In all the states, while some respondents had concerns about specific Medicaid-related issues, there was unanimous agreement that Medicaid payment for services in residential care settings was overall a positive development. Medicaid payment was universally viewed as a way to reduce nursing home utilization, and in so doing, both save money and increase community alternatives to nursing homes, thereby providing consumers with more choice. A respondent in Oregon stated that the public has many more options because Medicaid participates in the funding of residential care services.
Respondents in Florida noted that prior to the use of the personal care option in residential care settings, many people needed services but did not meet the nursing home level of care criteria and could not afford to pay privately for residential care. Adding personal care under the Medicaid plan was key to the state's efforts to provide additional revenue to residential care settings that previously received only SSI and a state supplement as full payment for room and board and services. Medicaid coverage of personal care in residential care settings has attracted providers who, in the past, were reluctant to take state supplement recipients.
Florida respondents also noted that covering services in residential care settings through the waiver program was responsible for major cost savings. One stated that each dollar spent on the waiver would cost $2.70 in the nursing home. Minnesota respondents expressed satisfaction with Medicaid coverage because it enabled many people to be served in settings outside the nursing home.
North Carolina respondents felt that Medicaid coverage of personal care in residential care settings had improved the quality of care and had saved the state money by shifting some of the cost of personal care to the federal government. However, some felt that the adult care home population is becoming more and more impaired, and that the homes are not able to provide the level of care that many residents need. One respondent felt that the state is using limited resources inefficiently by providing nursing care to large numbers of people in residential care settings through the Medicaid Home Health benefit. Another noted that even though occupancy rates in some adult care homes were low, some facilities did not want to accept Medicaid residents because they would have to submit cost reports.

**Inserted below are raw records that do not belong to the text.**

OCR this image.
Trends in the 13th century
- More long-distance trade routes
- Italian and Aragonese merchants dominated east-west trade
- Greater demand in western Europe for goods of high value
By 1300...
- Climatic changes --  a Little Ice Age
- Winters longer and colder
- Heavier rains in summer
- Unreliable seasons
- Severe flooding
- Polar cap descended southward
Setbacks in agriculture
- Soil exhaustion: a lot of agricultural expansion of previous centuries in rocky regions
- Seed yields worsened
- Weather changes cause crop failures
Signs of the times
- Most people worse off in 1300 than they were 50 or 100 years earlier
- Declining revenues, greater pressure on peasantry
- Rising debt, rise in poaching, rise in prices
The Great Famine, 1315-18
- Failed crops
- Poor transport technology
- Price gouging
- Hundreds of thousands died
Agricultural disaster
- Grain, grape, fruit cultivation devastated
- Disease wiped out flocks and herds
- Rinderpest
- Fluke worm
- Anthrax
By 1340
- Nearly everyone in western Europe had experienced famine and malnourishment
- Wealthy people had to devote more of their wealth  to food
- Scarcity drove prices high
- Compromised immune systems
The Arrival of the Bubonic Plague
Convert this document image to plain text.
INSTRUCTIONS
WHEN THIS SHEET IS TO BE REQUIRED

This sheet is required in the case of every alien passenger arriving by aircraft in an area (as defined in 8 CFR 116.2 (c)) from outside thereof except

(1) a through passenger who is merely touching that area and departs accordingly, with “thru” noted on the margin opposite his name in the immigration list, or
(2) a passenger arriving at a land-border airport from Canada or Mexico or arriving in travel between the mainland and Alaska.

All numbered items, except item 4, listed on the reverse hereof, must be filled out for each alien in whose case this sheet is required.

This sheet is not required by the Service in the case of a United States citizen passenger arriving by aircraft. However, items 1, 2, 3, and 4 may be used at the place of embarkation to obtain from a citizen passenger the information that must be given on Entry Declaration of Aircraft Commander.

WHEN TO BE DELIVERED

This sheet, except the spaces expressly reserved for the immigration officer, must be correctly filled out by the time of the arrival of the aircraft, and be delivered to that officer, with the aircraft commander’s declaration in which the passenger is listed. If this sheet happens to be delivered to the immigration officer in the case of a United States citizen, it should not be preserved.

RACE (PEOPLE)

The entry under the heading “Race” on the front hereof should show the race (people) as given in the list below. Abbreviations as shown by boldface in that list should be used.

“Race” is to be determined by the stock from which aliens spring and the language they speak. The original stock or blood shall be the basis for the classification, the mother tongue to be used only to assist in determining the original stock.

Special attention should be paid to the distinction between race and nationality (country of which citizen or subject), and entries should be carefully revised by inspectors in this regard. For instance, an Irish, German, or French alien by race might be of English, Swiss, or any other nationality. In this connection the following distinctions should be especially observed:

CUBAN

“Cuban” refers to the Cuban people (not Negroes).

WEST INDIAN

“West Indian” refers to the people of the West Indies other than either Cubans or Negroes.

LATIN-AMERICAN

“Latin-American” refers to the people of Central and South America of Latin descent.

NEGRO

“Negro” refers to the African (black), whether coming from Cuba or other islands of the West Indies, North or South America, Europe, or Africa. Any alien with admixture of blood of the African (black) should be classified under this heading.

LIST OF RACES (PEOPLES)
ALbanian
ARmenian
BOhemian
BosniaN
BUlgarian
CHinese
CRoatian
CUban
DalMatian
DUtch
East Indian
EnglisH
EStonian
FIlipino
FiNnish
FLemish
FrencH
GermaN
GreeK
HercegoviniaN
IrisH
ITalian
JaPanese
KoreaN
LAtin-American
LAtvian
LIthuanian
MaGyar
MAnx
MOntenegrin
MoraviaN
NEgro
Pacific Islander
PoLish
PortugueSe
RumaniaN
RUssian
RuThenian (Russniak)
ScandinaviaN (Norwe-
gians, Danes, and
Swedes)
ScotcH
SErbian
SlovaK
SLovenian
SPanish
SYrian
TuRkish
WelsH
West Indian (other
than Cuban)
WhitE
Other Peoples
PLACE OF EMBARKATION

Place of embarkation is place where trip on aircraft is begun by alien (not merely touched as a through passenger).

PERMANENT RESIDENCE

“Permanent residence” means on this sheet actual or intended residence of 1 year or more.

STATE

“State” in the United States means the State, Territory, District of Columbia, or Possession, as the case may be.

Single Occupancy vs. Double Occupancy Rooms
Of the six states, only Oregon requires assisted living facilities to provide private apartments to Medicaid clients.20 In the other states, Medicaid contracting rules may encourage, but do not require, private bedrooms and bathrooms. Yet, in every state, nearly all respondents who commented on the issue of single vs. double occupancy rooms felt strongly that Medicaid clients should have private rooms and baths in residential care settings, noting that most older people highly value their privacy and want private rooms.
Many were highly critical that the term "assisted living" was used to describe facilities that had two and as many as four people in a room (in Florida). One respondent criticized Florida's Extended Congregate Care regulations for defining privacy as "encompassing dual-occupancy with a choice or roommate where possible." However, some noted that the low room and board rates mandated for Medicaid clients could make it difficult for some providers to offer private rooms.21
In North Carolina, dual occupancy is the standard for Medicaid-eligible residents. Several North Carolina respondents felt that many facilities that called themselves assisted living were similar to institutional care. In Wisconsin, whether a waiver client is served in a single room depends on the availability of these rooms in the area they live in, and whether the facility will accept the low amount that waiver clients typically have to pay for room and board.
Oregon respondents felt that success of the state's assisted living program lay in its offering Medicaid waiver clients the same residential care options available to the private pay market. As one said, "if the private pay market gets privacy and independence, then so should the Medicaid client." Another noted that while giving Medicaid clients private rooms in assisted living had been very successful, the downside was that the state has not invested in the physical upgrading of nursing homes, which are viewed as being "stuck in the 50s and 60s."
One Oregon respondent noted that the assisted living physical plant requirements had generated a greater degree of accessible housing for persons under age 65 with disabilities, noting that ALFs offer a housing option for the younger disabled who need some oversight and services but want privacy and independence.
Oregon also serves waiver clients in adult foster care and residential care facilities, which may not have private rooms and bathrooms.
Of the six study states, only Minnesota and Wisconsin do not restrict the amount that Medicaid residents can be charged for room and board.